Interesting findings during KC's surgeries.
I spoke to KC a few days ago. It's tough to listen to the descriptions of the limitations imposed by the DVT and the impact that will have on the rest of her life. However, it's wonderful to listen to descriptions of walking longer distances than ever possible without crutches, canes, wheelchairs... and without the RSD-like symptoms that occurred whenever she tried to do this before the surgery. It's been a tough road for KC and I hope that after a few months, it will all seem to be VERY worthwhile.
You may already know that I was able to observe her surgeries. It was planned to be anterior and posterior surgeries on the same day. The surgery started with the anterior procedure to remove both prostheses and replace them with synthes synfix cages. These anterior cages are similar to the STALIF cages that provide big-footprint fusion cages PLUS screw fixation to make them even more stable and rigid than the more traditional style cages.
One thing of note is that the surgeon was somewhat surprised to discover a significant amount of tissue behind the prosthesis, seeming to indicate that inadequate preparation of the disc space was performed in the original ADR surgery.
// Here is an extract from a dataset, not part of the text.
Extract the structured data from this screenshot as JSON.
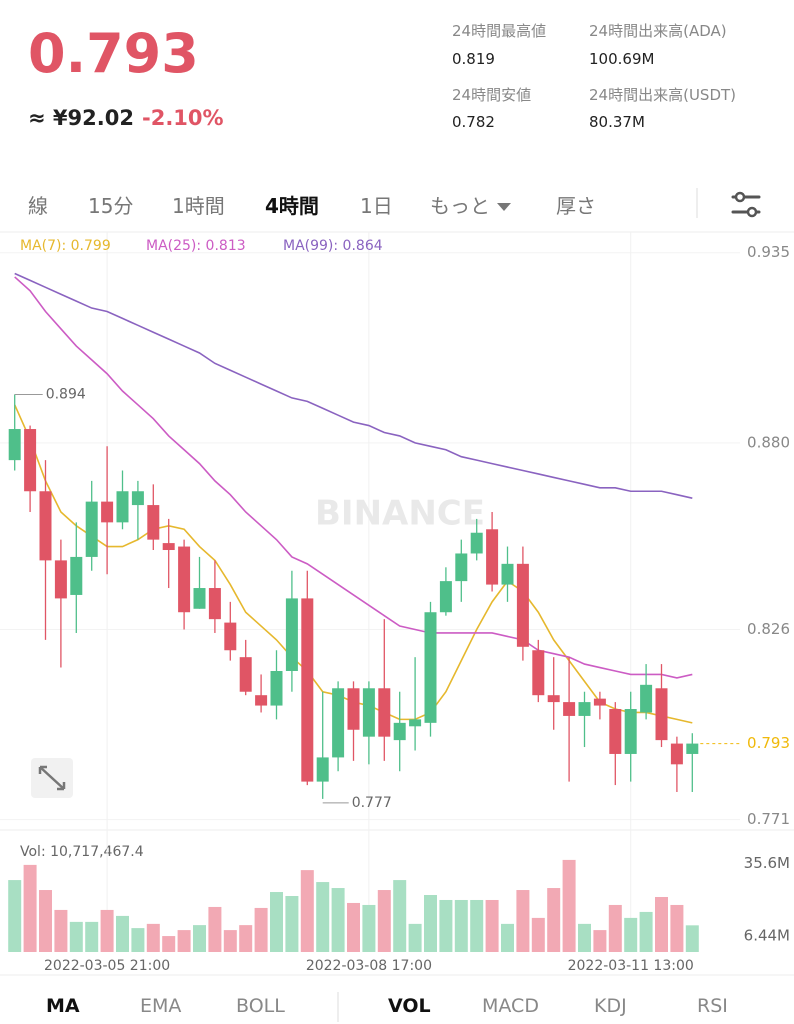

A typical ADR surgery may go very quickly if there is not very much tedious work to do to prepare the site for the prosthesis and to adequately decompress behind the disc if there are osteophytes, calcified remnants of disc herniations, scar tissue, etc.. Inadequate preparation (simply not following the recommended procedure) substantially increases the risk of less than optimum outcomes. That's why the procedures exist.
After the anterior procedure was complete, it was decided that it would be prudent give KC an opportunity to recover some from the first surgery before proceeding with the posterior surgery. The risk of complications from 2 shorter surgeries is far less than the risk of complications from one longer surgery. (I have always wondered about the combined cervical/lumbar surgeries they do in one OR session at Stenum. I know no other facility that will do that. Interestingly enough, my client for my next trip overseas is an MD who needs both cervical and lumbar surgeries. When I started a discussion about the options, she just cut me off... "absolutely medically inappropriate!")
10 days after KC's anterior surgery, they went in posteriorly to explant the existing fusion hardware at L4-5 and implant new hardware at both L4-5 and L5-S1. We had never been able to understand why the revision surgery at Stenum only included L4-5 because there were clearly structural problems emanating from L5-S1 before the revision. There were more surprise findings upon exposing the fusion site at L4-5. Not only was there no fusion mass present, but there was no evidence of any effort to create one. I suppose it’s possible that morselized bone was implanted and was completely resorbed, but the surgeon noted that apparently no effort was made to decorticate the bone before laying down the graft as is typically done during a fusion. It may be the case that the 2006 Stenum fusion procedure did not include an attempt to create a fusion mass. I don’t know the reason for this because in a typical posterior fusion, the hardware needs to function as a load bearing device until bony fusion occurs. After the fusion occurs, the hardware is redundant. Without bony fusion, the pedicle screws will continue to bear the load and the system will be more at-risk for future problems. I’ve never seen another fusion procedure with no attempt to promote bony fusion. I still don’t understand.
In any case, KC is progressing, albeit slowly. I hope to hear more good news soon!
All the best,
Mark
Last edited by mmglobal; 05-07-2014 at 07:09 PM.
Reason: No text change, only highlighting the most egregious issues.